Serotonin, also called
5-hydroxytryptamine (5-HT), is synthesized and stored at several sites in the
body (Figure 21.18). The largest amount by far is found in the intestinal
mucosa. Smaller amounts occur in the CNS, where it functions as a
neurotransmitter, and in platelets. Serotonin is synthesized from tryptophan,
which is hydroxylated in a BH4-requiring reaction analogous to that catalyzed
by phenylalanine hydroxylase. The product, 5-hydroxytryptophan, is
decarboxylated to serotonin, which is degraded by MAO. Serotonin has multiple
physiologic roles including pain perception, regulation of sleep, appetite,
temperature, blood pressure, cognitive functions, and mood (causes a feeling of
well-being). [Note: Selective serotonin reuptake inhibitors (SSRIs) maintain
serotonin levels, thereby functioning as antidepressants.]

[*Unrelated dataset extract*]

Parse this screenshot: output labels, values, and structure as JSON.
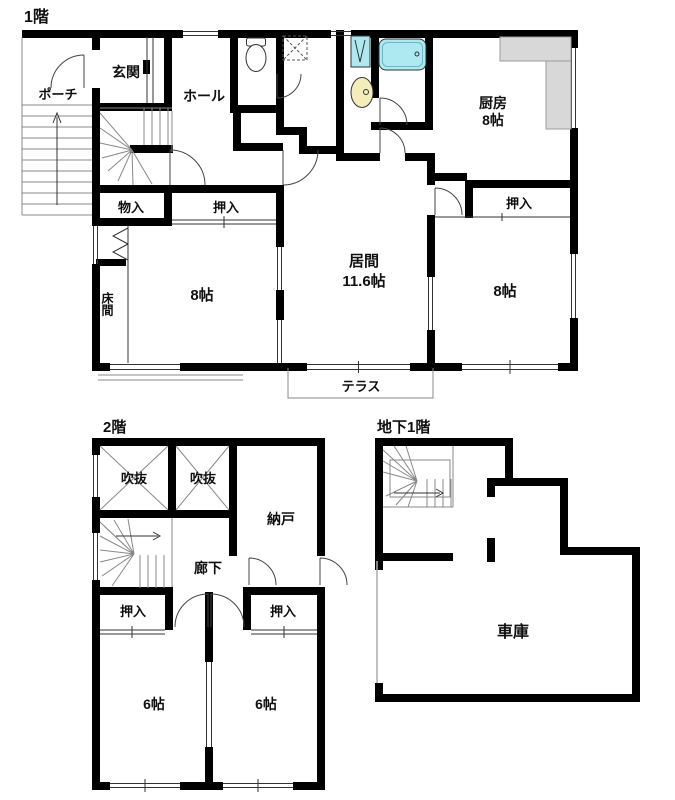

Figure 21.18 Synthesis of serotonin. [Note: Serotonin is converted to melatonin in the pineal gland.] PLP = pyridoxal phosphate.
Creatine phosphate (also called
phosphocreatine), the phosphorylated derivative of creatine found in muscle, is
a high-energy compound that provides a small but rapidly mobilized reserve of
high-energy phosphates that can be reversibly transferred to adenosine
diphosphate (Figure 21.19) to maintain the intracellular level of adenosine
triphosphate (ATP) during the first few minutes of intense muscular
contraction. [Note: The amount of creatine phosphate in the body is
proportional to the muscle mass.]
1. Synthesis: Creatine is synthesized in liver and kidney tissue from glycine and the guanidino group of arginine, plus a methyl group from SAM (see Figure 21.19). Animal products are dietary sources. Creatine is reversibly phosphorylated to creatine phosphate by creatine kinase, using ATP as the phosphate donor. [Note: The presence of creatine kinase (MB isozyme) in the plasma is indicative of heart damage and is used in the diagnosis of myocardial infarction.]
2. Degradation: Creatine and creatine phosphate
spontaneously cyclize at a slow but constant rate to form creatinine, which is
excreted in the urine. The amount excreted is proportional to the total
creatine phosphate content of the body and, therefore, can be used to estimate
muscle mass. When muscle mass decreases for any reason (for example, from
paralysis or muscular dystrophy), the creatinine content of the urine falls. In
addition, any rise in blood creatinine is a sensitive indicator of kidney
malfunction, because creatinine normally is rapidly removed from the blood and
excreted. A typical adult male excretes about 1–2 g of creatinine per day.
Melanin is a pigment that occurs in several tissues, particularly the eye, hair, and skin. It is synthesized from tyrosine in melanocytes (pigment-forming cells) of the epidermis. It functions to protect underlying cells from the harmful effects of sunlight. [Note: A defect in melanin production results in oculocutaneous albinism, the most common type being due to defects in copper-containing tyrosinase.]
Figure 21.19 Synthesis of
creatine. ADP = adenosine diphosphate; Pi = inorganic phosphate.